(Bloomberg) Over the last week or so, we saw GameStop-inspired flash mobs turn their attention to silver, where they attempted to engineer a squeeze. It didn’t really work out.
But silver prices did briefly surge, and for a few days, retail silver coin sites were totally sold out. So why did this happen, and why does silver tend to attract phenomenons like this? This was one topic we spoke about on a recent “Odd Lots” podcast with Jeff Currie, the top commodities strategist at Goldman Sachs Group Inc.
Here are a few lightly edited segments from the discussion.
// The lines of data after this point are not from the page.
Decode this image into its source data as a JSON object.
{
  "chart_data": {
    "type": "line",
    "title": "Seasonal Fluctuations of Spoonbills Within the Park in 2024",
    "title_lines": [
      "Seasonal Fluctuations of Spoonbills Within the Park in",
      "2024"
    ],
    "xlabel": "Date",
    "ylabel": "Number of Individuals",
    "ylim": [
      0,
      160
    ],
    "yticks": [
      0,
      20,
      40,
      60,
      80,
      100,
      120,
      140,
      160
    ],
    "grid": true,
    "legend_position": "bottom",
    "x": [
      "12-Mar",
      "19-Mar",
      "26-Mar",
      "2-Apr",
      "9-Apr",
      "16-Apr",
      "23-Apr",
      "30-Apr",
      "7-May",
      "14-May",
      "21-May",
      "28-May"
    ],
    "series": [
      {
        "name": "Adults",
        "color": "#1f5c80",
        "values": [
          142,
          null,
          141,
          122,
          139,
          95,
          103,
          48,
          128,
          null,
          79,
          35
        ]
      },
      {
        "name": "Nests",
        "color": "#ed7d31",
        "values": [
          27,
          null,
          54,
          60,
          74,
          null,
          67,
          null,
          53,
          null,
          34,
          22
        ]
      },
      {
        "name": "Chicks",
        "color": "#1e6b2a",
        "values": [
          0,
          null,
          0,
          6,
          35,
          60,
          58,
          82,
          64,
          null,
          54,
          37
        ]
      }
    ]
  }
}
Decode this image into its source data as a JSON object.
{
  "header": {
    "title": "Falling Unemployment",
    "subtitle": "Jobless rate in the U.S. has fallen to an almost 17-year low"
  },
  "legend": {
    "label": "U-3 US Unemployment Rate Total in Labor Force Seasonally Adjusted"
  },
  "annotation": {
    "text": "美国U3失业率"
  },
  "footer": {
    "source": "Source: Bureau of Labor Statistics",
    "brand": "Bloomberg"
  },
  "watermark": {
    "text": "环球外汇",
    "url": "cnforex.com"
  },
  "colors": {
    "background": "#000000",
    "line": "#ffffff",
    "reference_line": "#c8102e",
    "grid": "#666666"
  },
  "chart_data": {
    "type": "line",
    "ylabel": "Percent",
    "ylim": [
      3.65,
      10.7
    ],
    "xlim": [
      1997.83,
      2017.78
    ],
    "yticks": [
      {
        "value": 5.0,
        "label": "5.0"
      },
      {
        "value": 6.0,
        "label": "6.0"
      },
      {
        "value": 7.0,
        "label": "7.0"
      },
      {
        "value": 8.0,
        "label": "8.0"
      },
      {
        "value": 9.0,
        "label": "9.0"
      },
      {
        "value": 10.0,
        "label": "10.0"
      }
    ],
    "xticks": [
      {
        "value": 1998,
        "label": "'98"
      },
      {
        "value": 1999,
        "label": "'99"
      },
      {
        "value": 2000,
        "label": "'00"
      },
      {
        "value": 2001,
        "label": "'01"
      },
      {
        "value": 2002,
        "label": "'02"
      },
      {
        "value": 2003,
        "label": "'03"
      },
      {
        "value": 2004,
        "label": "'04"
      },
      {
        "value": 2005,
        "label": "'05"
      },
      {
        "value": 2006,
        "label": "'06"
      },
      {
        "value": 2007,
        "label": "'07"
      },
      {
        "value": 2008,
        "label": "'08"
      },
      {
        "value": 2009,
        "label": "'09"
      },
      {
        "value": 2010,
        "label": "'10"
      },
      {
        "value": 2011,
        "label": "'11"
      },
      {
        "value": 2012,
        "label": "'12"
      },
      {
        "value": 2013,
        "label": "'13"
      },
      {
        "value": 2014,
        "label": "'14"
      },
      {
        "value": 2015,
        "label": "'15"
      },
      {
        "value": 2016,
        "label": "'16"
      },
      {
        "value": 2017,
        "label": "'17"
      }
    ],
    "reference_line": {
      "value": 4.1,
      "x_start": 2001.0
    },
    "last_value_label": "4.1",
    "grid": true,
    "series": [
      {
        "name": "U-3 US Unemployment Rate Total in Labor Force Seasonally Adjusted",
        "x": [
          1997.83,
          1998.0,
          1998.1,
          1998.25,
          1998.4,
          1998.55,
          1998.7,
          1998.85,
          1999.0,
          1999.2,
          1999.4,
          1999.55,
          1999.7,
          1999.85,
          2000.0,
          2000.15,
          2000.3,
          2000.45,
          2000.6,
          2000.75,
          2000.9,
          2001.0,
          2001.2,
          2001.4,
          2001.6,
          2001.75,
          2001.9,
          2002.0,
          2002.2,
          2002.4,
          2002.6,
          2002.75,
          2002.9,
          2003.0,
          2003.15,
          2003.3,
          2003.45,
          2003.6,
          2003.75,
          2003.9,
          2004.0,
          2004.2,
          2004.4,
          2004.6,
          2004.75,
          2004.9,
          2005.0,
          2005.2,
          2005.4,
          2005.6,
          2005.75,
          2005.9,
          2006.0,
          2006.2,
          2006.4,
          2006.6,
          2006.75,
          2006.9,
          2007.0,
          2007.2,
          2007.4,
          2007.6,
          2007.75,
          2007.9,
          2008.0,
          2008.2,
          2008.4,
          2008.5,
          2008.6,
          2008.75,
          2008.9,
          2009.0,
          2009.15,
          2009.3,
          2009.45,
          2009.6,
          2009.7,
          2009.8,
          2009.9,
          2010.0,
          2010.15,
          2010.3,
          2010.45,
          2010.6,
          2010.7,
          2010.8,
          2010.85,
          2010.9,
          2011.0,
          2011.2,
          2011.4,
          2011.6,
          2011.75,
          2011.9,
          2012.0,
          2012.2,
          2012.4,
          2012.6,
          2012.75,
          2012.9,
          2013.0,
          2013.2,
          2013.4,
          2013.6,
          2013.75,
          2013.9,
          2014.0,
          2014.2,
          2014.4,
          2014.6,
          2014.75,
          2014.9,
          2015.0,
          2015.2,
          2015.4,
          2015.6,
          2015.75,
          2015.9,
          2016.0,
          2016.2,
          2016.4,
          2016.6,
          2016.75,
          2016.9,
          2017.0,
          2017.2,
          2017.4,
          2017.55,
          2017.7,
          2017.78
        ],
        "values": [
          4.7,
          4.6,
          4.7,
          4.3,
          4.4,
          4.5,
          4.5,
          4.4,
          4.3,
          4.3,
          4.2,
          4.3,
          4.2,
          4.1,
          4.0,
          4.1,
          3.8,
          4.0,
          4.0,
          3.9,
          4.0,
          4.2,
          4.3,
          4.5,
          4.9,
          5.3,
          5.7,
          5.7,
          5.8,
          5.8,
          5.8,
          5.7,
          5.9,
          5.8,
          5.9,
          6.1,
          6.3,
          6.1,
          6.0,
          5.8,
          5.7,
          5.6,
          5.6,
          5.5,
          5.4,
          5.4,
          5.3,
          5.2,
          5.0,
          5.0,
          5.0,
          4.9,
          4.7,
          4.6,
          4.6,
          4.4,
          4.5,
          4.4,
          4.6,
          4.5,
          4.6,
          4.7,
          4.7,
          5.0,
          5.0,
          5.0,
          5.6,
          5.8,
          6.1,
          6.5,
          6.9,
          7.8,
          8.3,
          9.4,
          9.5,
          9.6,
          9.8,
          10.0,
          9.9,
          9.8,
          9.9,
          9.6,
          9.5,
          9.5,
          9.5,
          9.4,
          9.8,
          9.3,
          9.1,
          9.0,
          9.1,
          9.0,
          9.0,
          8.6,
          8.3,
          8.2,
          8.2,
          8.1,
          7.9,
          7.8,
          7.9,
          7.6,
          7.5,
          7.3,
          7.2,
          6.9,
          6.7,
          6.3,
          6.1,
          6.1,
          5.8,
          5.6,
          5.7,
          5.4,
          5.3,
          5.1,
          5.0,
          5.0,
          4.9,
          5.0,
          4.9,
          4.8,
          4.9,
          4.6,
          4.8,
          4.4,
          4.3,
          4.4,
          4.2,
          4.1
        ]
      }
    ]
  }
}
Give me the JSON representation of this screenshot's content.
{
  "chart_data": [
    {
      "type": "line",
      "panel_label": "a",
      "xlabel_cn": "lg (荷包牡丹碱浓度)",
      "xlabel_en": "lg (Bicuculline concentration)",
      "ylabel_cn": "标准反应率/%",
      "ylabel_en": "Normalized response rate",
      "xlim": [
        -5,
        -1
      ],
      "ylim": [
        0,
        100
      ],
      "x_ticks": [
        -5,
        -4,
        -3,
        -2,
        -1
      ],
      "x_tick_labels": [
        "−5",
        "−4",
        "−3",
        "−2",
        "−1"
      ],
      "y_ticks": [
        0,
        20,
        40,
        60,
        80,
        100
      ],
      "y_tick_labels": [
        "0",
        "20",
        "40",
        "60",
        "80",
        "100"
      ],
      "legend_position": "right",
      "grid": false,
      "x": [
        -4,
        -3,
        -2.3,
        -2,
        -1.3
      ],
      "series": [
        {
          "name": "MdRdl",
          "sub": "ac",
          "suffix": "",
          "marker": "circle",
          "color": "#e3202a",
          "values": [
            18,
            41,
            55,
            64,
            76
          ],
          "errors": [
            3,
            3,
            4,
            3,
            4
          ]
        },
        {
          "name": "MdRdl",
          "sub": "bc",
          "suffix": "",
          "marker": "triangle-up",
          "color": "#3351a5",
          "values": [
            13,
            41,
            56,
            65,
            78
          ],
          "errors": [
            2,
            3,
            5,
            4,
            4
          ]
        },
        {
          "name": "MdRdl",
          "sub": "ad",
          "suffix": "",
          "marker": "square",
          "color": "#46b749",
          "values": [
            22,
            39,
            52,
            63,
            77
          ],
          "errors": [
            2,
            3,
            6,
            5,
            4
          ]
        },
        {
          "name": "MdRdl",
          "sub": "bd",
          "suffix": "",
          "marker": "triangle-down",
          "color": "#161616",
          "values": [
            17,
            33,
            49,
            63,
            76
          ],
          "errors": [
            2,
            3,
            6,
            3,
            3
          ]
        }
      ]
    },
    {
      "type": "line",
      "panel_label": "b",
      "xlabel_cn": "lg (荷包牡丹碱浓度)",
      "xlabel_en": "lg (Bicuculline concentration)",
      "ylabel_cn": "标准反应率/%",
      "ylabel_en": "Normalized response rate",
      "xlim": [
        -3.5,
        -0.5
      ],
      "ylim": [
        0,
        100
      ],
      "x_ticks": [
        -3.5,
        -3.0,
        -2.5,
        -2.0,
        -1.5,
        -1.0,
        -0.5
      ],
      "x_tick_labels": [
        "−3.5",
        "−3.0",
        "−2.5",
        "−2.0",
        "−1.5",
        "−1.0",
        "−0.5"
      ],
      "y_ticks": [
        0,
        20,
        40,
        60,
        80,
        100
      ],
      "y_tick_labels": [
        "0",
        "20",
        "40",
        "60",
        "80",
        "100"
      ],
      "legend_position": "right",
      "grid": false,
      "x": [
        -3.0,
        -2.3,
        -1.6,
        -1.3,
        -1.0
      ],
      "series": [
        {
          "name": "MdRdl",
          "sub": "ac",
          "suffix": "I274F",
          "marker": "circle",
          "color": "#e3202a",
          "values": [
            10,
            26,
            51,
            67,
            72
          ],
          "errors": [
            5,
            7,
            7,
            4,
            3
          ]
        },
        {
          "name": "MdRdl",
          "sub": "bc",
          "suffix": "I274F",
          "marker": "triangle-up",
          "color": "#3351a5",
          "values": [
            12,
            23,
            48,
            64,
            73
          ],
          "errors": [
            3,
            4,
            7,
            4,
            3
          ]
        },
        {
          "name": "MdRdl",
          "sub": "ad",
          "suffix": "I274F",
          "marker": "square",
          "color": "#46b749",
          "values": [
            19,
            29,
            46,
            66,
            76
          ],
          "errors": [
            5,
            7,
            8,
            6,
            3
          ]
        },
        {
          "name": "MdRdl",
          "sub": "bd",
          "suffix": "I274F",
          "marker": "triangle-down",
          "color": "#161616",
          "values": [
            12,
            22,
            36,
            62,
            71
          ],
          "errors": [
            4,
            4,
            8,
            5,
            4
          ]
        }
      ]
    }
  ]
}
You go back in history for hundreds of years, silver has always been associated with populist movements. And so the market today is focused on the Hunt brothers cornering of the silver market as the historical analog. We think the appropriate historical analog is actually William Jennings Bryan’s “Cross of Gold” speech where essentially he argues that the government and the banks were suppressing inflation and economic potential. It was just similar to the rhetoric that the WallStreetBets group was advocating.
And the key here is, take somebody like Bryan. He was advocating silver coinage as a way of getting around this. And so it has that historical populist element to it. And I think that’s really what’s at play here.
And the way we view the Wall Street Bets group is this is just a continuation of the rise of populism, or it’s just, you know, a crescendo occurring, week after week that’s representing, I think, there’s need for governments to address some of these issues around income inequality and other social needs.